What is the charge for your transaction? Well, it differs across platforms, types of transactions, and can increase if more features are added. However, the range is between two and three percent.
For example, in a credit card transaction worth Rs 100, the merchant forgoes Rs 2, which is then divided among payment ecosystem players (See above picture). Of the Rs 2, the issuing bank bags 1.25 percent and acquiring bank 0.25 percent.
Card networks take a network or interchange fee of 0.15 percent and payment service providers like Paytm, Google Pay, PhonePe take 0.25 percent. The last 0.10 percent is for the PoS machine provider or payment gateway.
However, in many instances merchants pass on these charges to customers asking them to shell out two percent extra to accept credit cards. This is seen especially in small stores which have to bear two percent on already low-value transactions. According to norms of the Reserve Bank of India (RBI), merchants are not supposed to pass on charges to customers.
Raja Gopalakrishnan, Executive Vice President of Global Real Time Payments, at FIS said, “There are plenty of situations where you will see that the customer is asked to pay extra. The RBI has mandated from time to time that interchange fees should be reduced so that credit card payments can be democratised far more.”
Debit card payments
As for debit cards, RuPay cards attract no charges as they fall under the government’s Zero-MDR policy. What is this policy? It mandates that merchants should not be levied any charges to accept payment through this mode.
Visa and Mastercard debit cards however attract MDR in the range of 0.4 to 0.9 percent which is shared among the acquirer and issuer banks.
UPI, like RuPay debit cards, falls under the Zero-MDR norm. With a share of 50 percent in Indian retail digital payments, UPI is driving digital acceptance in the country.
Although UPI players do not make any revenue through transactions, it is helping fintechs cross-sell other revenue-generating offerings on their platforms. These include financial services such as insurance, mutual funds, stockbroking, fixed deposits, billing and ticketing.
In an attempt to provide remuneration to banks and UPI apps, the government has now floated a Rs 1,300 scheme under which it will reimburse MDR for RuPay debit card transactions and UPI transactions up to Rs 2,000.
The future of payments in India
The year 2021 turned out to be historic for UPI with monthly transaction values doubling from Rs 4 lakh crore in January to Rs 8.26 lakh crore (over $100 billion) in December. One of the key trends going forward will be the continued growth of UPI's share in overall retail transactions in India.
Vivek Iyer, Partner and Leader - Financial Services Risk Advisory at Grant Thorton Bharat said, "UPI offers customer convenience that has never been experienced before in another payment mode. For example - the time taken to remove the cash from a wallet is twenty percent more than the time taken for a UPI payment to go through."
The way debit and credit card transactions are done will soon witness a sea change with RBI setting the June 30, 2022 deadline for tokenisation.
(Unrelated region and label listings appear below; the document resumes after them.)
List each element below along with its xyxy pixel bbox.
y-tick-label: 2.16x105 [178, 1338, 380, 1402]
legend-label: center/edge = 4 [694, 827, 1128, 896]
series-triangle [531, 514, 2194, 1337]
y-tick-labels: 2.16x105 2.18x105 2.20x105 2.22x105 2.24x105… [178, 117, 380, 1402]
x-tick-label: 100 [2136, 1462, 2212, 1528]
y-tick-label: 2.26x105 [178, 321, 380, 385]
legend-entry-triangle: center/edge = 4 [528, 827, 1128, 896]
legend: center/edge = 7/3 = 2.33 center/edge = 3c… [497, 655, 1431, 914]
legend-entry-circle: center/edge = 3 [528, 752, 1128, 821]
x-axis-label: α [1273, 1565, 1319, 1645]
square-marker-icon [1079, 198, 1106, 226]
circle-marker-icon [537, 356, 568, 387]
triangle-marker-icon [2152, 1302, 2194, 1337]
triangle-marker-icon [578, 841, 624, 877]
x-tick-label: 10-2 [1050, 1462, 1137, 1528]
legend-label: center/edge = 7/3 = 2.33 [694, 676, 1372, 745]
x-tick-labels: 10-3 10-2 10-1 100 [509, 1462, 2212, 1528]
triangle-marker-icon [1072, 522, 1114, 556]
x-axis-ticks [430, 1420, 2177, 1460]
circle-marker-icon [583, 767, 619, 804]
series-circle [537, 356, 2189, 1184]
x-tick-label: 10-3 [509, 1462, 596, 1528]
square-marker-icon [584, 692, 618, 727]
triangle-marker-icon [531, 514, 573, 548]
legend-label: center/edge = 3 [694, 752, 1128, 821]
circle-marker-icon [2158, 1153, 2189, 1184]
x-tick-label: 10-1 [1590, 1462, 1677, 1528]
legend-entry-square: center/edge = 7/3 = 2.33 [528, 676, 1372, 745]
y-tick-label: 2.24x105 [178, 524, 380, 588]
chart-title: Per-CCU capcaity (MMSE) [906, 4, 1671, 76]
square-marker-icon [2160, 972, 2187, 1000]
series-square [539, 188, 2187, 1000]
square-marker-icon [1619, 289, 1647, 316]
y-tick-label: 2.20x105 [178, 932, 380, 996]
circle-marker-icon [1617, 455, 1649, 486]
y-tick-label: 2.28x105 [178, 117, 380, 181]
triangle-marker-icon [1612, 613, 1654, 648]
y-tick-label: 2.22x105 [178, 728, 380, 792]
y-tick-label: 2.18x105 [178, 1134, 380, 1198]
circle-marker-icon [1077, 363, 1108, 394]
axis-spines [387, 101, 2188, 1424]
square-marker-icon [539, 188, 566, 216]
Card details will not be stored on websites and a token number that represents encrypted card details will be used instead.
RBI's plans to form a New Umbrella Entity (NUE) on the lines of and also to rival NPCI will help boost the payments ecosystem in India and increase the bandwidth of transactions that the economy can handle as a whole.
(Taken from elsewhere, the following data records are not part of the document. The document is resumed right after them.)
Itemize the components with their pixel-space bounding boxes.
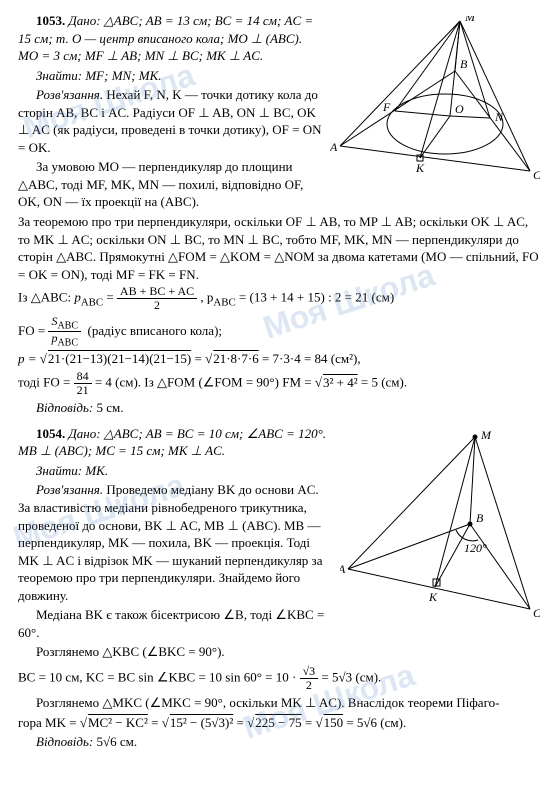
solution-text: За теоремою про три перпендикуляри, оскі… [18,213,540,283]
problem-number: 1054. [36,426,65,441]
svg-text:B: B [476,511,484,525]
svg-text:C: C [533,606,540,619]
solution-text: Розглянемо △KBC (∠BKC = 90°). [18,643,332,661]
svg-text:N: N [494,110,504,124]
svg-text:K: K [428,590,438,604]
solution-text: Медіана BK є також бісектрисою ∠B, тоді … [18,606,332,641]
equation: p = √21·(21−13)(21−14)(21−15) = √21·8·7·… [18,350,540,368]
svg-text:B: B [460,57,468,71]
given-text: Дано: △ABC; AB = BC = 10 см; ∠ABC = 120°… [18,426,326,459]
solution-text: За умовою MO — перпендикуляр до площини … [18,158,322,211]
equation: FO = SABC pABC (радіус вписаного кола); [18,315,540,349]
equation: Із △ABC: pABC = AB + BC + AC2 , pABC = (… [18,285,540,312]
svg-text:A: A [330,140,338,154]
equation: тоді FO = 8421 = 4 (см). Із △FOM (∠FOM =… [18,370,540,397]
solution-text: Розглянемо △MKC (∠MKC = 90°, оскільки MK… [18,694,540,712]
solution-text: Проведемо медіану BK до основи AC. За вл… [18,482,322,602]
svg-text:M: M [464,16,476,24]
svg-text:K: K [415,161,425,175]
svg-text:A: A [340,562,346,576]
figure-1053: A B C M F K N O [330,16,540,209]
svg-text:O: O [455,102,464,116]
svg-text:M: M [480,429,492,442]
svg-text:120°: 120° [464,541,487,555]
solution-title: Розв'язання. [36,482,103,497]
answer-text: 5√6 см. [93,734,137,749]
svg-text:F: F [382,100,391,114]
answer-label: Відповідь: [36,400,93,415]
answer-label: Відповідь: [36,734,93,749]
problem-1054: 1054. Дано: △ABC; AB = BC = 10 см; ∠ABC … [18,425,540,751]
find-text: Знайти: MK. [18,462,332,480]
equation: BC = 10 см, KC = BC sin ∠KBC = 10 sin 60… [18,665,540,692]
equation: гора MK = √MC² − KC² = √15² − (5√3)² = √… [18,714,540,732]
figure-1054: A B C M K 120° [340,429,540,659]
problem-1053: 1053. Дано: △ABC; AB = 13 см; BC = 14 см… [18,12,540,417]
problem-number: 1053. [36,13,65,28]
svg-text:C: C [533,168,540,182]
solution-title: Розв'язання. [36,87,103,102]
answer-text: 5 см. [93,400,123,415]
find-text: Знайти: MF; MN; MK. [18,67,322,85]
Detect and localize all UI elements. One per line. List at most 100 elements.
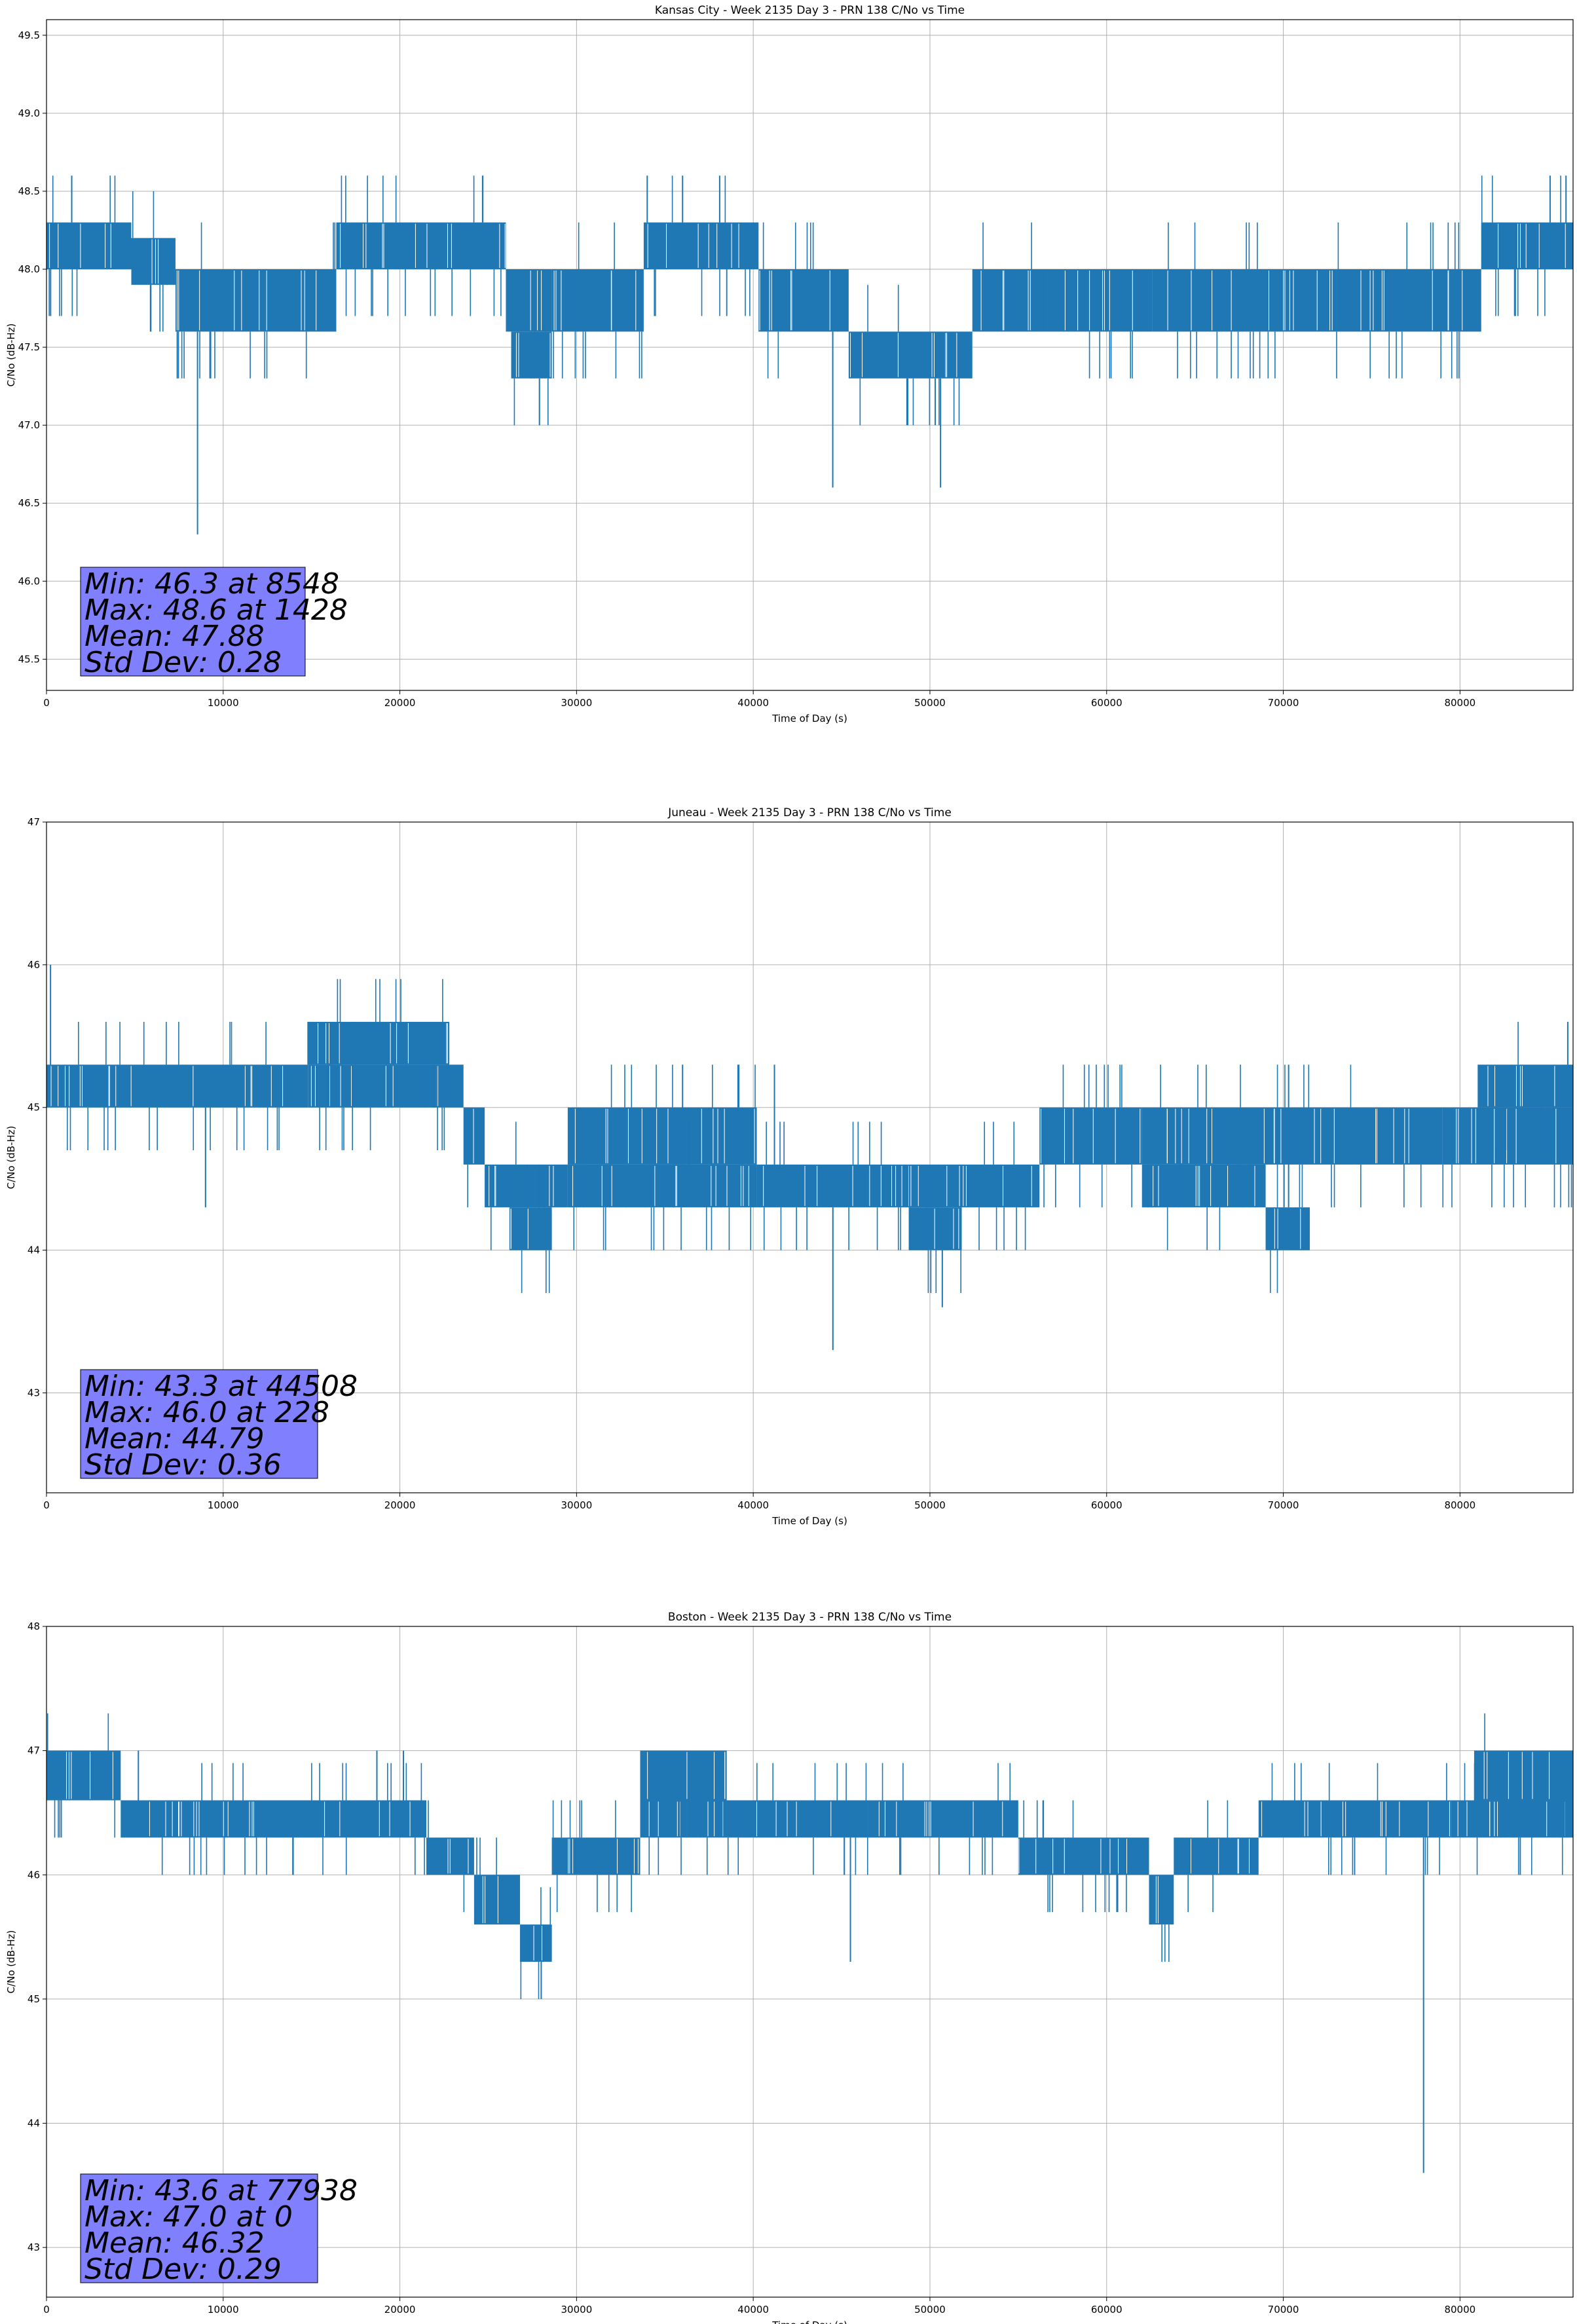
signal-band	[567, 1164, 757, 1208]
y-tick-label: 43	[28, 2241, 40, 2253]
signal-band	[972, 269, 1047, 332]
signal-band	[175, 269, 337, 332]
y-axis-label: C/No (dB-Hz)	[5, 324, 17, 387]
y-tick-label: 45	[28, 1102, 40, 1114]
x-tick-label: 0	[43, 1499, 50, 1511]
y-tick-label: 49.5	[18, 29, 40, 41]
x-tick-label: 40000	[737, 2304, 769, 2315]
x-tick-label: 0	[43, 697, 50, 709]
signal-band	[868, 1800, 1018, 1838]
stats-box-background	[80, 567, 306, 677]
x-tick-label: 60000	[1091, 1499, 1122, 1511]
signal-band	[640, 1750, 727, 1801]
signal-band	[1336, 269, 1481, 332]
signal-band	[758, 269, 849, 332]
signal-band	[908, 1207, 962, 1250]
x-tick-label: 80000	[1444, 2304, 1475, 2315]
stats-box-background	[80, 1369, 318, 1479]
y-tick-label: 47	[28, 1745, 40, 1757]
signal-band	[908, 1164, 1040, 1208]
stats-box-background	[80, 2173, 318, 2283]
series-line	[46, 964, 1573, 1351]
x-tick-label: 50000	[914, 2304, 946, 2315]
signal-band	[46, 1064, 308, 1108]
x-tick-label: 60000	[1091, 2304, 1122, 2315]
y-tick-label: 48.0	[18, 263, 40, 275]
signal-band	[511, 331, 552, 379]
y-tick-label: 43	[28, 1387, 40, 1398]
y-tick-label: 47	[28, 816, 40, 828]
y-tick-label: 46.5	[18, 497, 40, 509]
signal-band	[1474, 1750, 1573, 1801]
signal-band	[463, 1107, 485, 1165]
signal-band	[1018, 1837, 1149, 1875]
signal-band	[1258, 1800, 1451, 1838]
y-tick-label: 44	[28, 2118, 40, 2129]
stats-line: Mean: 44.79	[84, 1422, 265, 1455]
x-tick-label: 10000	[208, 2304, 239, 2315]
y-axis-label: C/No (dB-Hz)	[5, 1930, 17, 1994]
x-tick-label: 70000	[1268, 2304, 1299, 2315]
y-tick-label: 47.5	[18, 341, 40, 353]
signal-band	[473, 1875, 521, 1925]
series-line	[46, 176, 1573, 534]
x-tick-label: 70000	[1268, 697, 1299, 709]
stats-line: Min: 43.6 at 77938	[84, 2174, 358, 2207]
chart-kansas-city: 0 10000 20000 30000 40000 50000 60000 70000 8000…	[5, 4, 1574, 724]
stats-line: Max: 47.0 at 0	[84, 2200, 293, 2234]
signal-band	[1149, 1875, 1174, 1925]
stats-line: Std Dev: 0.36	[84, 1448, 282, 1482]
signal-band	[756, 1164, 909, 1208]
signal-band	[46, 222, 132, 270]
y-tick-label: 46	[28, 959, 40, 971]
stats-line: Std Dev: 0.29	[84, 2253, 282, 2286]
plot-frame	[46, 1626, 1574, 2298]
signal-band	[131, 238, 176, 285]
x-tick-label: 80000	[1444, 697, 1475, 709]
y-tick-label: 48	[28, 1621, 40, 1632]
signal-band	[643, 222, 759, 270]
x-tick-label: 40000	[737, 697, 769, 709]
signal-band	[1047, 269, 1153, 332]
y-tick-label: 46.0	[18, 575, 40, 587]
stats-line: Max: 46.0 at 228	[84, 1396, 329, 1429]
y-axis-label: C/No (dB-Hz)	[5, 1126, 17, 1190]
chart-juneau: 0 10000 20000 30000 40000 50000 60000 70000 8000…	[5, 806, 1574, 1527]
signal-band	[1141, 1107, 1443, 1165]
signal-band	[1174, 1837, 1259, 1875]
plot-frame	[46, 19, 1574, 691]
series-line	[46, 1713, 1573, 2173]
x-tick-label: 0	[43, 2304, 50, 2315]
y-tick-label: 46	[28, 1869, 40, 1881]
stats-line: Max: 48.6 at 1428	[84, 593, 348, 627]
x-tick-label: 10000	[208, 697, 239, 709]
signal-band	[506, 269, 552, 332]
chart-title: Juneau - Week 2135 Day 3 - PRN 138 C/No …	[667, 806, 952, 819]
y-tick-label: 45.5	[18, 653, 40, 665]
x-tick-label: 10000	[208, 1499, 239, 1511]
signal-band	[520, 1924, 552, 1962]
signal-band	[509, 1207, 552, 1250]
stats-line: Min: 43.3 at 44508	[84, 1370, 358, 1403]
signal-band	[640, 1800, 868, 1838]
x-tick-label: 20000	[384, 1499, 416, 1511]
signal-band	[1152, 269, 1337, 332]
signal-band	[567, 1107, 757, 1165]
signal-band	[308, 1022, 450, 1065]
x-tick-label: 50000	[914, 697, 946, 709]
x-tick-label: 40000	[737, 1499, 769, 1511]
x-axis-label: Time of Day (s)	[771, 713, 847, 724]
x-tick-label: 30000	[561, 697, 593, 709]
x-tick-label: 60000	[1091, 697, 1122, 709]
signal-band	[551, 1837, 640, 1875]
signal-band	[848, 331, 973, 379]
x-tick-label: 20000	[384, 697, 416, 709]
signal-band	[121, 1800, 427, 1838]
x-tick-label: 20000	[384, 2304, 416, 2315]
signal-band	[1481, 222, 1573, 270]
x-axis-label: Time of Day (s)	[771, 1515, 847, 1527]
signal-band	[485, 1164, 568, 1208]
"We should watch out for the new umbrella entity on payments as that will usher in an era of innovations that no one has imagined till now," Iyer said.
2022 is also an important year for wallets as RBI has mandated interoperability starting financial year 2023, meaning customers will now be able to move money from one wallet to another.
Besides this, the Central Bank Digital Currency (CBDC) will usher in a new era in digital payments and transactions. However, further clarity is awaited from RBI on what model will be adopted to implement CBDC in India.